L’étude des écosystèmes est donc particulièrement malaisée. Les chercheurs sont contraints d’agir avec empirisme et de se livrer à des pratiques que l’auteur n’hésite pas à qualifier de bricolage. Cette stratégie est plus ou moins gratifiante pour les opérateurs qui se réfugient souvent dans des investigations qui ont peu de chance de bien répondre aux questions posées. L’étude des écosystèmes se cantonne trop souvent à des inventaires comparatifs de la flore et de la faune en négligeant exagérément les microorganismes dont les impacts sont pourtant décisifs. Les chercheurs dans le domaine sont tentés de privilégier excessivement la construction de modèles mathématiques sur des données primaires trop rares ou de qualité insuffisantes. La collecte de données sur le terrain est par trop délaissée, le confort des bureaux étant meilleur que celui du terrain. Plus sérieusement, peut-être, bon nombre d’écologues sont, comme bien d’autres, soumis au terrorisme du facteur d’impact de leurs publications. Là comme ailleurs, les chercheurs tendent à être plus productifs que créatifs. L’écologie, qui ne peut se comprendre et agir que sur le temps long, ne peut se satisfaire de telles pratiques. L’auteur note aussi que les luttes de pouvoir et les querelles de clochers nuisent à la productivité des laboratoires qui, par ailleurs, pâtissent plus que d’autres secteurs de la recherche publique d’un sous-équipement en gros matériels.

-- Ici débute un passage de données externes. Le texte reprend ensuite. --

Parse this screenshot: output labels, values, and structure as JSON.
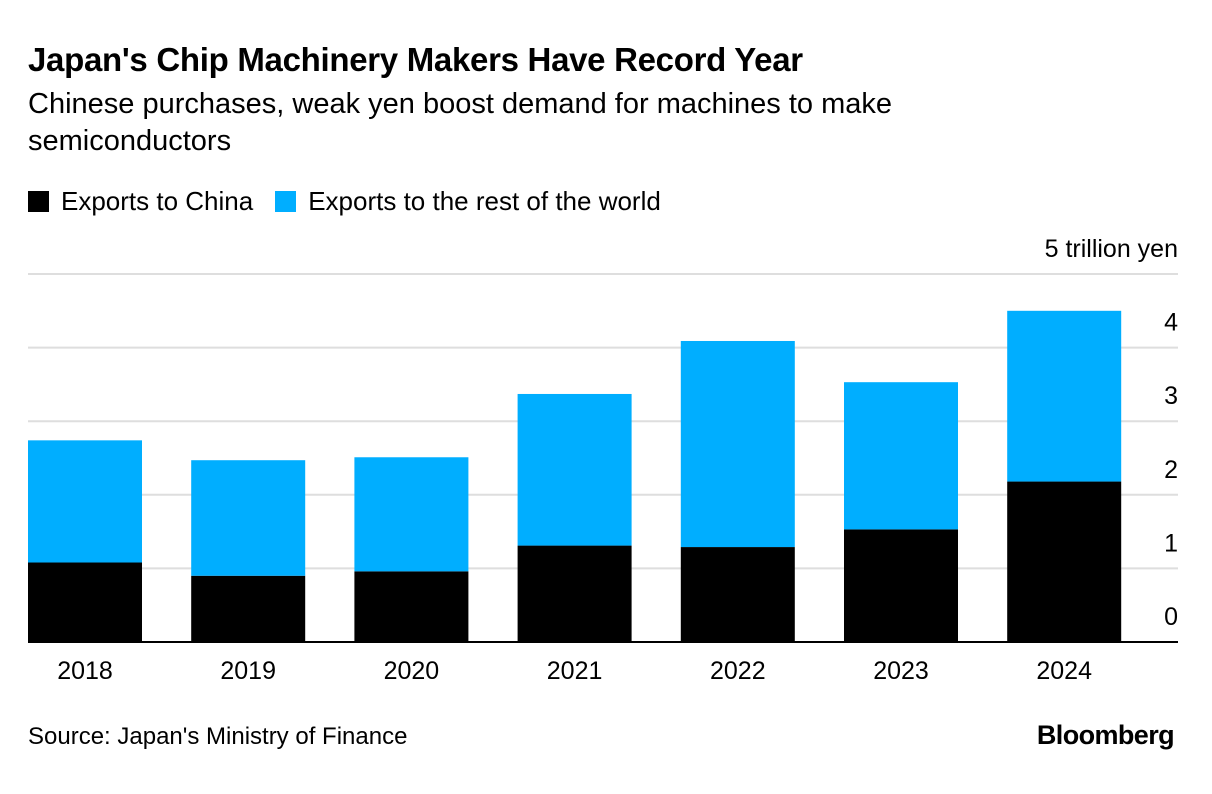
{
  "header": {
    "title": "Japan's Chip Machinery Makers Have Record Year",
    "subtitle": "Chinese purchases, weak yen boost demand for machines to make semiconductors"
  },
  "colors": {
    "china": "#000000",
    "rest_of_world": "#00aeff",
    "gridline": "#dedede",
    "axis": "#000000"
  },
  "chart_data": {
    "type": "bar",
    "stacked": true,
    "title": "Japan's Chip Machinery Makers Have Record Year",
    "subtitle": "Chinese purchases, weak yen boost demand for machines to make semiconductors",
    "categories": [
      "2018",
      "2019",
      "2020",
      "2021",
      "2022",
      "2023",
      "2024"
    ],
    "series": [
      {
        "name": "Exports to China",
        "color": "#000000",
        "values": [
          1.08,
          0.9,
          0.96,
          1.31,
          1.29,
          1.53,
          2.18
        ]
      },
      {
        "name": "Exports to the rest of the world",
        "color": "#00aeff",
        "values": [
          1.66,
          1.57,
          1.55,
          2.06,
          2.8,
          2.0,
          2.32
        ]
      }
    ],
    "unit_label": "5 trillion yen",
    "y_ticks": [
      0,
      1,
      2,
      3,
      4
    ],
    "ylim": [
      0,
      5
    ],
    "grid": true,
    "y_axis_side": "right",
    "xlabel": "",
    "ylabel": ""
  },
  "footer": {
    "source": "Source: Japan's Ministry of Finance",
    "brand": "Bloomberg"
  }
}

À cela, il faut ajouter que l’écologie, à son corps défendant, est au cœur de préoccupations de la société. Ceci expose ce domaine de la recherche aux effets de mode et au pouvoir des média. Les écologues ne parviennent pas toujours à éviter les pièges idéologiques tendus par diverses ONG.

En conclusion de ce bilan, l’auteur ne sombre pas dans le pessimisme. Il pense que l’écologie scientifique doit se développer en France et que cela est possible à condition de donner la priorité à une vision et une gestion globales des projets de recherche. Le livre contient l’analyse d’une situation qui n’est pas l’exclusivité de l’écologie. Ce n’est pas là son moindre intérêt.